George Edwards, director of the alliance, said this is the first University building to be awarded for a renovation project.
The architects tried to retain the building’s character and 1920s style while updating it with equipment and amenities to support research, said Karen Kotval, a renovation committee member.
The hall was the first building for which the University approached the Legislature for funding, Kotval said. Last year, the Legislature allocated $206.8 million for University renovation projects.
Stern said professors helped design their lab space to accommodate each researcher’s needs.

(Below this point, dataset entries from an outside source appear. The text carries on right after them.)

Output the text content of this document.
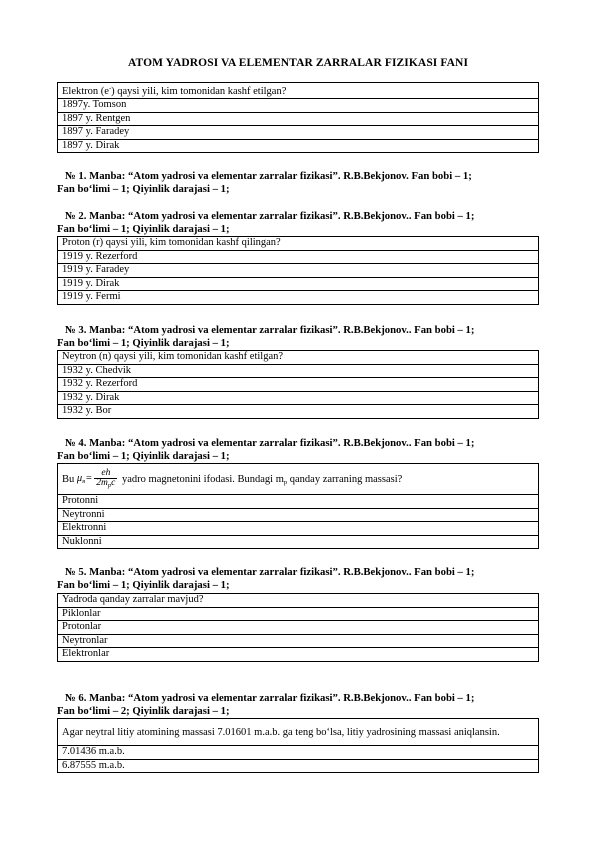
ATOM YADROSI VA ELEMENTAR ZARRALAR FIZIKASI FANI
Elektron (e-) qaysi yili, kim tomonidan kashf etilgan?
1897y. Tomson
1897 y. Rentgen
1897 y. Faradey
1897 y. Dirak
№ 1. Manba: “Atom yadrosi va elementar zarralar fizikasi”. R.B.Bekjonov. Fan bobi – 1;
Fan bo‘limi – 1; Qiyinlik darajasi – 1;
№ 2. Manba: “Atom yadrosi va elementar zarralar fizikasi”. R.B.Bekjonov.. Fan bobi – 1;
Fan bo‘limi – 1; Qiyinlik darajasi – 1;
Proton (r) qaysi yili, kim tomonidan kashf qilingan?
1919 y. Rezerford
1919 y. Faradey
1919 y. Dirak
1919 y. Fermi
№ 3. Manba: “Atom yadrosi va elementar zarralar fizikasi”. R.B.Bekjonov.. Fan bobi – 1;
Fan bo‘limi – 1; Qiyinlik darajasi – 1;
Neytron (n) qaysi yili, kim tomonidan kashf etilgan?
1932 y. Chedvik
1932 y. Rezerford
1932 y. Dirak
1932 y. Bor
№ 4. Manba: “Atom yadrosi va elementar zarralar fizikasi”. R.B.Bekjonov.. Fan bobi – 1;
Fan bo‘limi – 1; Qiyinlik darajasi – 1;
Bu $\mu_я= \frac{eh}{2m_pc}$ yadro magnetonini ifodasi. Bundagi $m_p$ qanday zarraning massasi?
Protonni
Neytronni
Elektronni
Nuklonni
№ 5. Manba: “Atom yadrosi va elementar zarralar fizikasi”. R.B.Bekjonov.. Fan bobi – 1;
Fan bo‘limi – 1; Qiyinlik darajasi – 1;
Yadroda qanday zarralar mavjud?
Piklonlar
Protonlar
Neytronlar
Elektronlar
№ 6. Manba: “Atom yadrosi va elementar zarralar fizikasi”. R.B.Bekjonov.. Fan bobi – 1;
Fan bo‘limi – 2; Qiyinlik darajasi – 1;
Agar neytral litiy atomining massasi 7.01601 m.a.b. ga teng bo‘lsa, litiy yadrosining massasi aniqlansin.
7.01436 m.a.b.
6.87555 m.a.b.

In addition to creating state-of-the-art facilities, the appropriations allowed the University to purchase new equipment.
“It’s kind of like holiday season,” Stern said, adding that he was even allowed to choose the color of the laminate covering the new tables in his fermentation laboratory.

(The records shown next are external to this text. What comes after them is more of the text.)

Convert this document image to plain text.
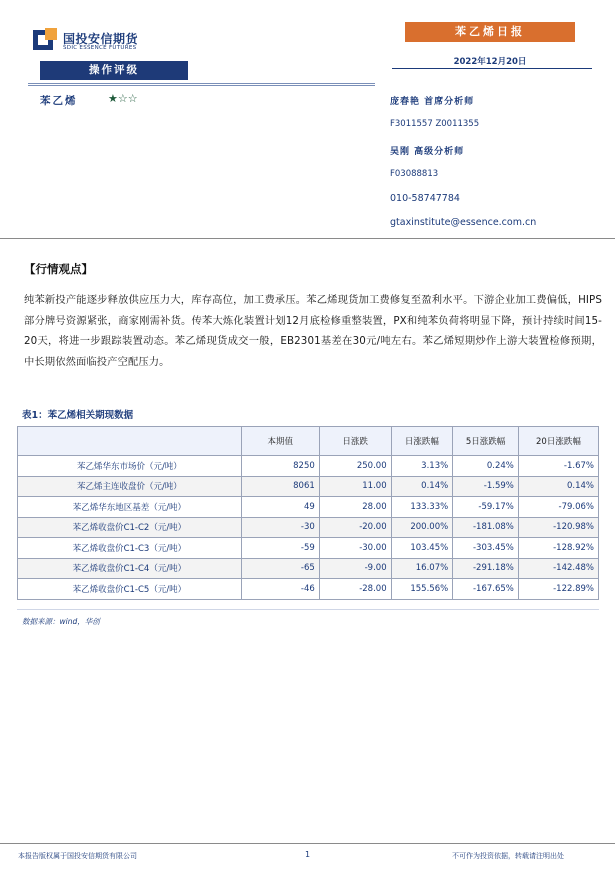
国投安信期货
SDIC ESSENCE FUTURES
苯乙烯日报
2022年12月20日
操作评级
苯乙烯	★☆☆	庞春艳 首席分析师
F3011557 Z0011355
吴刚 高级分析师
F03088813
010-58747784
gtaxinstitute@essence.com.cn
【行情观点】
纯苯新投产能逐步释放供应压力大，库存高位，加工费承压。苯乙烯现货加工费修复至盈利水平。下游企业加工费偏低，HIPS部分牌号资源紧张，商家刚需补货。传苯大炼化装置计划12月底检修重整装置，PX和纯苯负荷将明显下降，预计持续时间15-20天，将进一步跟踪装置动态。苯乙烯现货成交一般，EB2301基差在30元/吨左右。苯乙烯短期炒作上游大装置检修预期，中长期依然面临投产空配压力。
表1：苯乙烯相关期现数据
	本期值	日涨跌	日涨跌幅	5日涨跌幅	20日涨跌幅
苯乙烯华东市场价（元/吨）	8250	250.00	3.13%	0.24%	-1.67%
苯乙烯主连收盘价（元/吨）	8061	11.00	0.14%	-1.59%	0.14%
苯乙烯华东地区基差（元/吨）	49	28.00	133.33%	-59.17%	-79.06%
苯乙烯收盘价C1-C2（元/吨）	-30	-20.00	200.00%	-181.08%	-120.98%
苯乙烯收盘价C1-C3（元/吨）	-59	-30.00	103.45%	-303.45%	-128.92%
苯乙烯收盘价C1-C4（元/吨）	-65	-9.00	16.07%	-291.18%	-142.48%
苯乙烯收盘价C1-C5（元/吨）	-46	-28.00	155.56%	-167.65%	-122.89%
数据来源：wind，华创
本报告版权属于国投安信期货有限公司	1	不可作为投资依据，转载请注明出处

Stern said the new facilities will support the high-quality research the department has conducted for years.
Alfredo DiConstanzo, an extension researcher and educator whose office and lab are in the building, said he hopes the new amenities will help attract graduate students who might have been turned off by old, unkempt facilities.
At one point, the building had deteriorated so badly the ceiling caved in over a cold storage unit in the building’s annex, Stern said.
“It wasn’t good,” Stern said.
The building’s technology upgrades included a multimedia education room which will be used for distance education classes and a lab of high-performance computers, which Stern said he hopes will improve the quality of genetics education.
The building’s new interior belies its age. Haecker Hall was constructed in 1923 to accommodate the growing University Farm — now called the St. Paul campus — and it is one of the older buildings remaining on the campus.
Although Haecker Hall was renovated in the 1960s, it lacked basic safety features, including an overhead sprinkler system. Construction crews also added an elevator, bringing the building up to disability and safety codes.
Stern said before the renovation, temperatures soared above 100 degrees on the hottest days during the summer, when researchers ran drying ovens to conduct their experiments. The project also added air conditioning, which will counteract that heat and better maintain sensitive equipment.
But professors and staff alike said the renovation was not completely pain-free.
In July 1997, the animal science department vacated Haecker Hall so asbestos removal could begin before crews gutted the interior. For 14 months, professors and staff shared offices and laboratory space with their colleagues in Peters Hall.
Although the moves were disruptive, they were worthwhile.
“It’s like starting over again,” Stern said. “I’m excited.”
Edwards said four University buildings — Nicholson, Wesbrook and Jones halls and the former YMCA building — were placed on the organization’s list of endangered buildings last year because the University proposed to demolish them.
Edwards said he hopes that listing drew attention to the deterioration of buildings, triggering the administration’s interest in restoring the buildings rather than tearing them down.
At the November Board of Regents meeting, University President Mark Yudof proposed to renovate Nicholson Hall and make it a center for freshman advising.